The inaugural French Grand Prix took place on the weekend of 26–27 June. Cars had a maximum weight of 1000 kg (excluding lights, wings and upholstery) and sufficient gasoline was allocated for a fuel consumption of 30 litres per 100 km. Run over the two days, the cars had to run six laps of the circuit each day, locked up overnight, for a total distance of 1240 km. Twelve manufacturers entered, most in 3-car teams, with nine from France, two from Italy (FIAT and Itala) and Mercedes from Germany. The fastest cars were the Brasier team, but at the end of the first day, it was the 13-litre Renault AK of Ferenc Szisz – a Hungarian émigré now resident in France – that led. He had taken 5 hours 45 minutes, at an average speed of 107 km/h. Second was Albert Clément in his Clément-Bayard ahead of Felice Nazzaro in the 16.2L FIAT. All three teams were greatly helped by the installation of the new Michelin detachable-wheel units that saved about ten minutes at each pit stop for changing tyres. Szisz carried on his advantage into the second day to win, taking a total of just over twelve hours to complete the 12 laps, at an average speed of just over 100 km/h. Nazzaro got up to finish second ahead of Clément. Over the course of the race, as the sun melted the newly-laid tar and the road-surface broke up, tyre changes were common. Szisz himself needed 19 tyre-changes during the course of the race – good pitwork had brought him victory. It established Renault and their car sales rose from 1600 in 1906 to 3000 in 1907 up to 4600 in 1908.
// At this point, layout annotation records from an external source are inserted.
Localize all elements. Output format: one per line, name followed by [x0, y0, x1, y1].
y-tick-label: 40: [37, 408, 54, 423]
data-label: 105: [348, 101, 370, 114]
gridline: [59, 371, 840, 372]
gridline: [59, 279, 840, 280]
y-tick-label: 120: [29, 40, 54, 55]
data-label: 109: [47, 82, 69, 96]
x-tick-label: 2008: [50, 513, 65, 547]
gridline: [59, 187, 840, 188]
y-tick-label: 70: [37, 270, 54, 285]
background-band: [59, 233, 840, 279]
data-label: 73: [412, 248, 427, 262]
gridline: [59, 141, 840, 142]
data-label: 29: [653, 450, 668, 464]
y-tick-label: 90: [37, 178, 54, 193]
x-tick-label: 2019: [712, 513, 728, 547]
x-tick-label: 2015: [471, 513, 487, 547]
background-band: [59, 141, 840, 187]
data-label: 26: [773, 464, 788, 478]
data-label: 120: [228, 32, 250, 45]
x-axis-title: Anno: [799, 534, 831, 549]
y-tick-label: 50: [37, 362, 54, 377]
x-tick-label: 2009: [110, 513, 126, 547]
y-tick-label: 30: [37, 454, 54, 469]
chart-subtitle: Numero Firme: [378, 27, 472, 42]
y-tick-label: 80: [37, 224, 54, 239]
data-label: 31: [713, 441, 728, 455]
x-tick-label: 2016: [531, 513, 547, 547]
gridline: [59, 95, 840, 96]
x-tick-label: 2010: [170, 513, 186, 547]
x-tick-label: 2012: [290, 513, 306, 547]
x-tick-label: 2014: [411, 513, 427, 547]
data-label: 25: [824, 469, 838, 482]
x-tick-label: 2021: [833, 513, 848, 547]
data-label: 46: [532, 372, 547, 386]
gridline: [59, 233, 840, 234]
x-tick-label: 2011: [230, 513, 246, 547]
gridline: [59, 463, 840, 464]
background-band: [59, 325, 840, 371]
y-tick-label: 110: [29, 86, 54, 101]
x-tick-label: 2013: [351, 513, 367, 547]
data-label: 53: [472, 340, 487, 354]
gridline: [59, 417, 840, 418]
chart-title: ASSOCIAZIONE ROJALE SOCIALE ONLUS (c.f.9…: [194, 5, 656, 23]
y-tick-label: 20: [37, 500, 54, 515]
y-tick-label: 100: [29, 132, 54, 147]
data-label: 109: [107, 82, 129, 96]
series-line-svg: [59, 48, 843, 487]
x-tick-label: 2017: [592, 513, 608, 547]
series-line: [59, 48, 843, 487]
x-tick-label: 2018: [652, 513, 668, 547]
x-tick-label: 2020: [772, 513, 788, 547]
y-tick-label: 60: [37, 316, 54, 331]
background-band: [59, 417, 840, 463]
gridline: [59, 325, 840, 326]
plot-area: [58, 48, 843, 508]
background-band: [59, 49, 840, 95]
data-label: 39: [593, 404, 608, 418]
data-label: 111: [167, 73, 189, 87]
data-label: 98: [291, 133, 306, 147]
A large contingent of European drivers, including Nazzaro, Cagno and Louis Wagner, had entered the American Vanderbilt Cup race in October. In response, an elimination race was organised beforehand to select the five drivers to represent the US in the main race. A new circuit through New York city was set up, but yet again, crowd control was a constant problem with one spectator run over and killed when crossing the track during the race. The end of the race was signalled with a black and white chequered flag, marking the first instance that format was used. Frenchman Louis Wagner won in a Darracq, but yet again the crowd surge onto the track after the race endangered the remaining speeding cars.

The final new race of the year was also promoted by L'Auto. The Coupe de l'Auto was developed to promote engineering advances. Regulations dictated the size of single and two-cylinder Voiturette engines with a minimum weight of 700 kg. It was a true endurance race, with cars having to do eight laps of the 20-mile Rambouillet circuit, west of Paris, each day at an average speed of at least 30 mi/h for six days to qualify for the race itself on the 7th day. Georges Sizaire won in his own car – an 18 hp Sizaire-Naudin.

At the end of the year, Vincenzo Lancia founded his own car-company, while still staying on as a FIAT works-driver.

In 1906 Charles Jarrott, a British amateur racing driver, wrote the book "Ten Years of Motors and Motor Racing" about the years of open-road city-to-city racing. He noted then "The result is that only men who make it their business to drive these cars can hope to be successful... the curse of commercialism is the ruin of every sport".